The Hypoglycaemic Superhero – by Daisy Shaw
Okie dokie, so this is my first post as a Diabetes UK blogger! I’m really looking forward to sharing some of my experiences as a teen type 1 and learning from others through the Diabetic Online Community.
Thought I’d start off with a matter that I’ve thought of numerous times since I’ve had diabetes – what do I look like when I’m having a hypo? I don’t mean that in the sense of ‘how do I act when I’m low?’, because I’m aware of my behaviour (I’m drowsy, unresponsive, uncooperative etc.) The question I’m really asking is: if someone was watching me having a hypo and didn’t know I was diabetic, what on earth would they think?!
I pondered this question the other day, after I suffered a low blood sugar during the night. I had awoken several times already, aware that I was hypo, but feeling too weak and tired to drag myself out of bed. However, eventually survival instincts must have ignited in my body and all of a sudden I felt a surge of energy! I kicked back my duvet and jumped out of bed as if a wasp had stung me. I need sugar…
As I approached the landing and contemplated how to get down the stairs, I decided that the safest thing to do in this situation would probably to bump down on my bum, one step at a time. So that’s what I did. Bump, bump, bump, bump, bump, bump, bump, bump. Reverting back to my former question, at this point, a person who could see me but didn’t know I was diabetic would probably have thought that I had developed a mental health disorder. Regression to an infantile state.

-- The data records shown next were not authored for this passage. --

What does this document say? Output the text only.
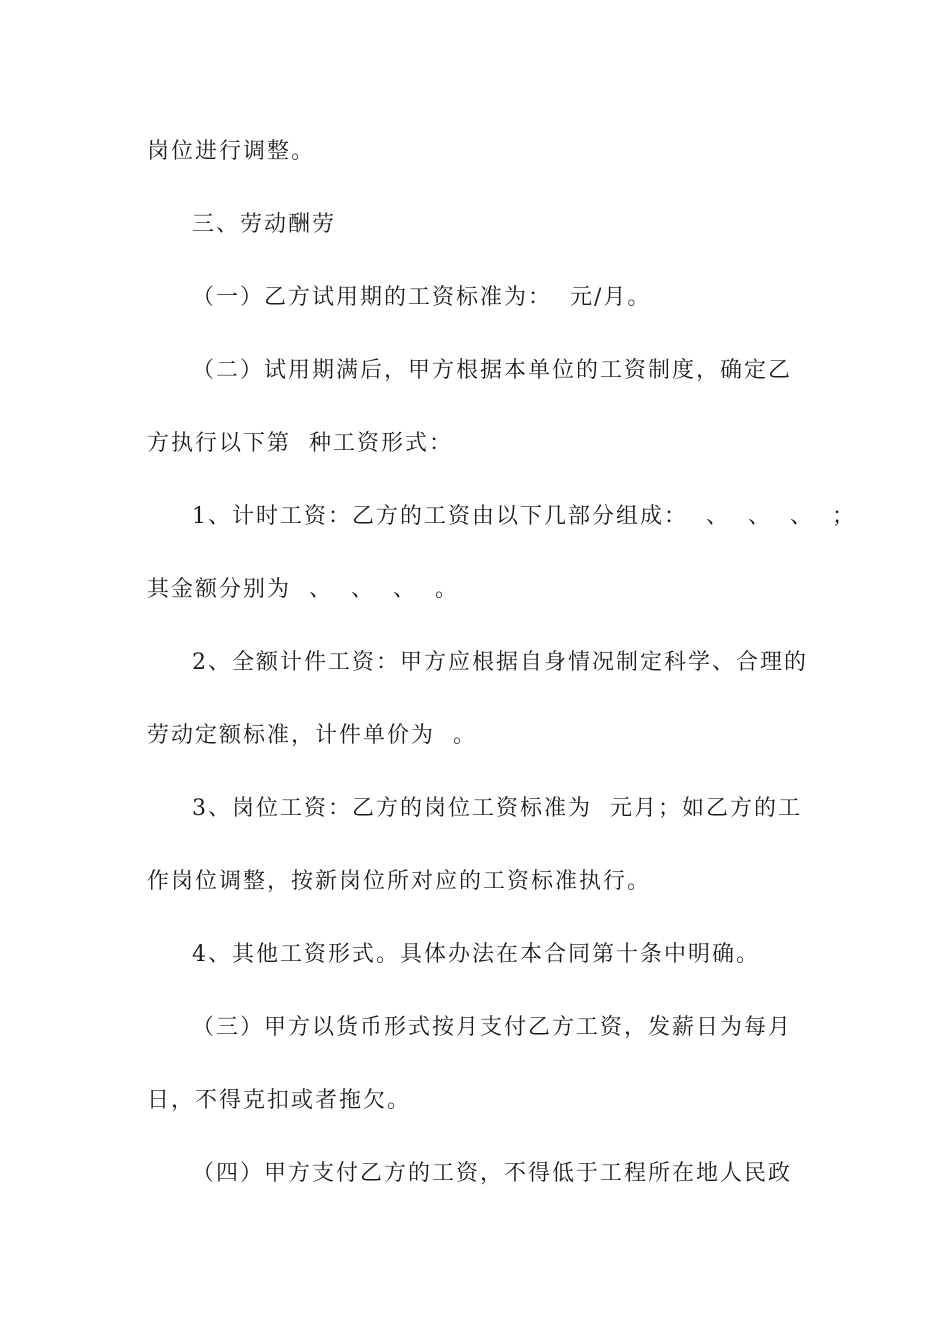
岗位进行调整。
三、劳动酬劳
（一）乙方试用期的工资标准为：  元/月。
（二）试用期满后，甲方根据本单位的工资制度，确定乙
方执行以下第  种工资形式：
1、计时工资：乙方的工资由以下几部分组成：  、  、  、  ；
其金额分别为  、  、  、  。
2、全额计件工资：甲方应根据自身情况制定科学、合理的
劳动定额标准，计件单价为  。
3、岗位工资：乙方的岗位工资标准为  元月；如乙方的工
作岗位调整，按新岗位所对应的工资标准执行。
4、其他工资形式。具体办法在本合同第十条中明确。
（三）甲方以货币形式按月支付乙方工资，发薪日为每月
日，不得克扣或者拖欠。
（四）甲方支付乙方的工资，不得低于工程所在地人民政
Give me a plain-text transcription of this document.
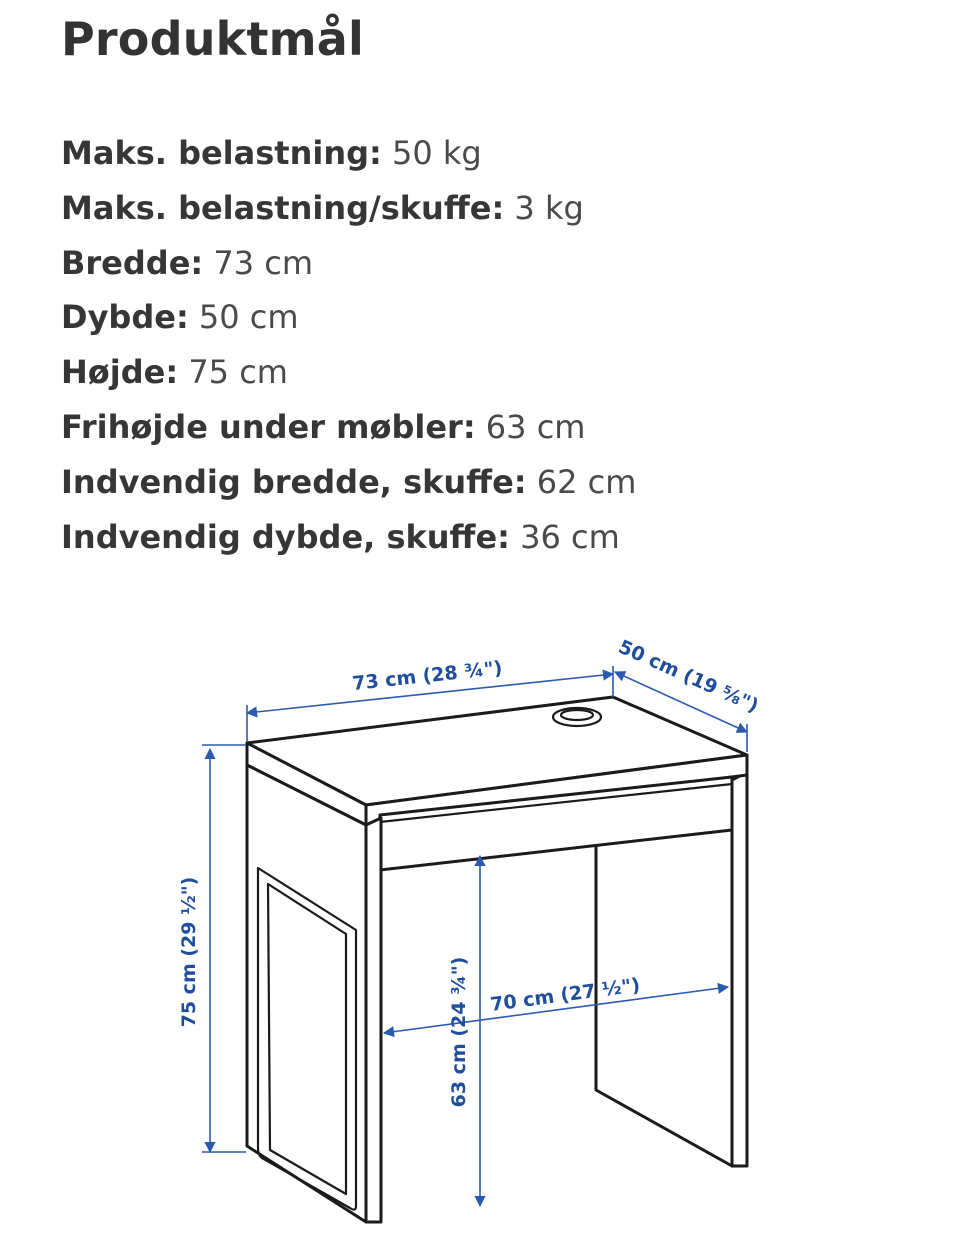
Produktmål
Maks. belastning: 50 kg
Maks. belastning/skuffe: 3 kg
Bredde: 73 cm
Dybde: 50 cm
Højde: 75 cm
Frihøjde under møbler: 63 cm
Indvendig bredde, skuffe: 62 cm
Indvendig dybde, skuffe: 36 cm
73 cm (28 ¾")	50 cm (19 ⅝")
75 cm (29 ½")
63 cm (24 ¾") 70 cm (27 ½")
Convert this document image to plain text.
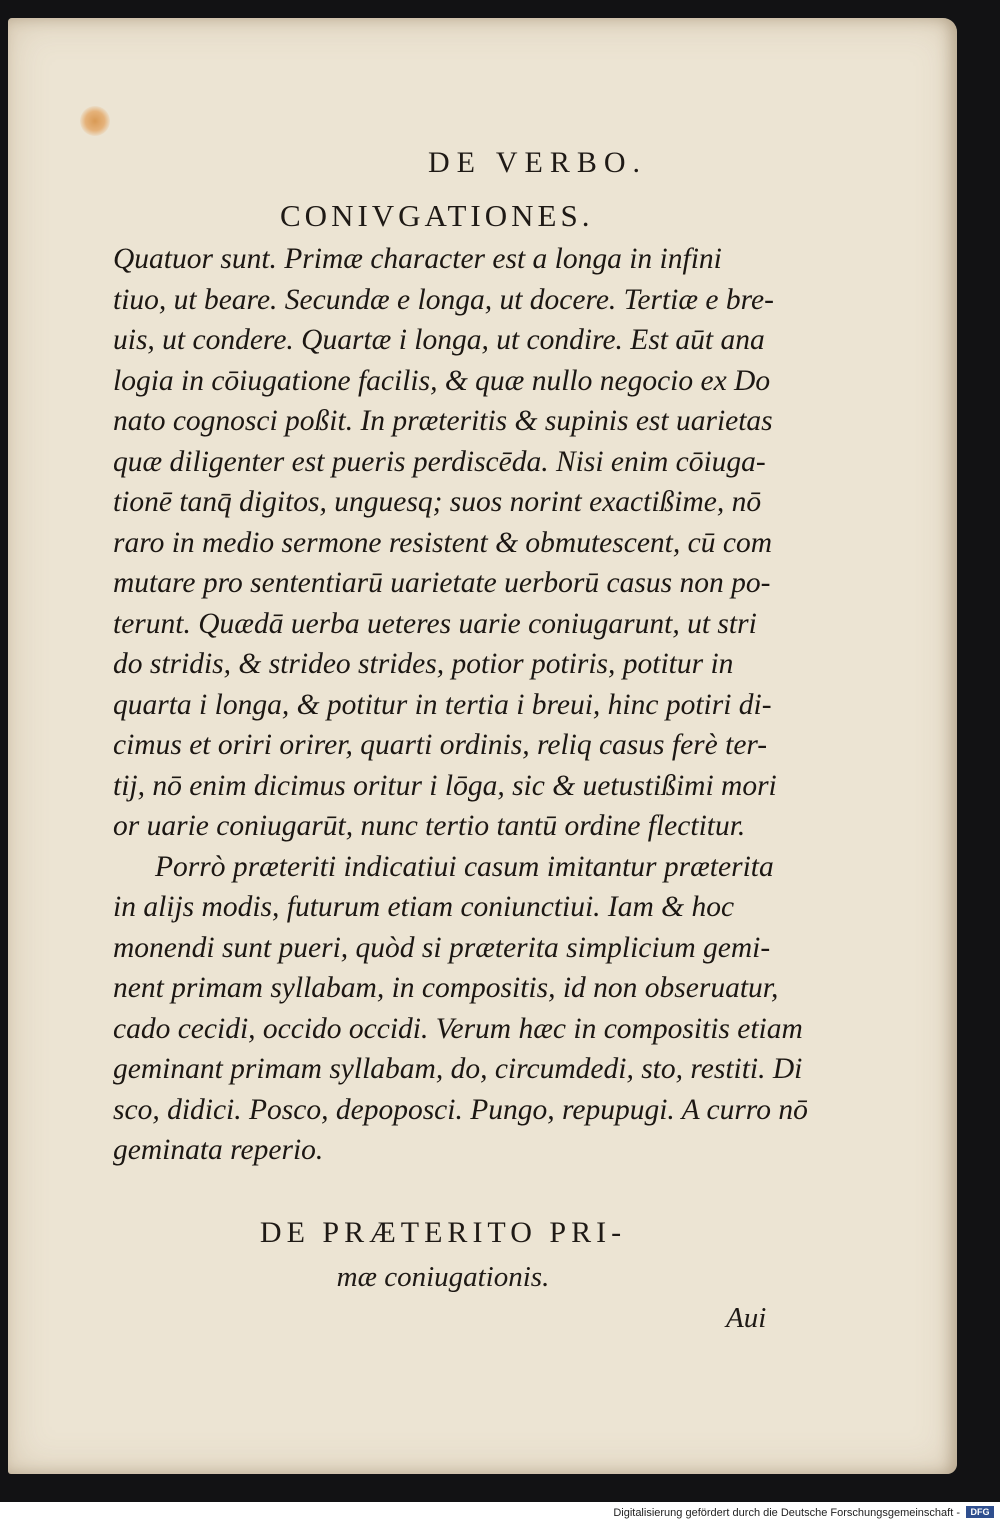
DE VERBO.
CONIVGATIONES.
Quatuor sunt. Primæ character est a longa in infini
tiuo, ut beare. Secundæ e longa, ut docere. Tertiæ e bre-
uis, ut condere. Quartæ i longa, ut condire. Est aūt ana
logia in cōiugatione facilis, & quæ nullo negocio ex Do
nato cognosci poßit. In præteritis & supinis est uarietas
quæ diligenter est pueris perdiscēda. Nisi enim cōiuga-
tionē tanq̄ digitos, unguesq; suos norint exactißime, nō
raro in medio sermone resistent & obmutescent, cū com
mutare pro sententiarū uarietate uerborū casus non po-
terunt. Quædā uerba ueteres uarie coniugarunt, ut stri
do stridis, & strideo strides, potior potiris, potitur in
quarta i longa, & potitur in tertia i breui, hinc potiri di-
cimus et oriri orirer, quarti ordinis, reliq casus ferè ter-
tij, nō enim dicimus oritur i lōga, sic & uetustißimi mori
or uarie coniugarūt, nunc tertio tantū ordine flectitur.
Porrò præteriti indicatiui casum imitantur præterita
in alijs modis, futurum etiam coniunctiui. Iam & hoc
monendi sunt pueri, quòd si præterita simplicium gemi-
nent primam syllabam, in compositis, id non obseruatur,
cado cecidi, occido occidi. Verum hæc in compositis etiam
geminant primam syllabam, do, circumdedi, sto, restiti. Di
sco, didici. Posco, depoposci. Pungo, repupugi. A curro nō
geminata reperio.
DE PRÆTERITO PRI-
mæ coniugationis.
Aui
Digitalisierung gefördert durch die Deutsche Forschungsgemeinschaft -	DFG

Next, I rushed into the kitchen and grabbed a bottle of Lucozade. I attempted to pour it into a glass but instead poured more onto the kitchen surface and floor. Gulped it down. Then there was the Kit Kat and the fromage frais, only I didn’t really eat them because they weren’t even in my mouth long enough for me to taste them. Thinking back now, I don’t know if I even chewed. By this point, the person would be thinking: binge eater.
Finally, I decided to make myself a bowl of porridge whilst in a hypo. This is never a good idea. After being in the microwave for 2 minutes on full power, I removed the bowl without any recognition that my fingers were about to be burned. Well, I don’t know whether it was the adrenaline running through my veins or the fact that my reactions were significantly impaired by the hypo, but I must have been holding the bowl for at least 5 seconds before I began to feel any pain. Only then did I drop it.
I suspect that, if such a person had been able to see this line of consecutive events, they would most definitely be ringing some sort of medical professional. Probably a psychiatrist.
Anyway, as it turned out, there wasn’t anyone watching and when I tested my blood glucose level after my ‘episode’ it had risen to 5.6mmol. Still, if there was one thing I learned from this experience it was that I need glucose tabs by my bed. With some sore fingertips and indigestion, I won’t be attempting to be my own Hypoglycaemic Superhero again anytime soon!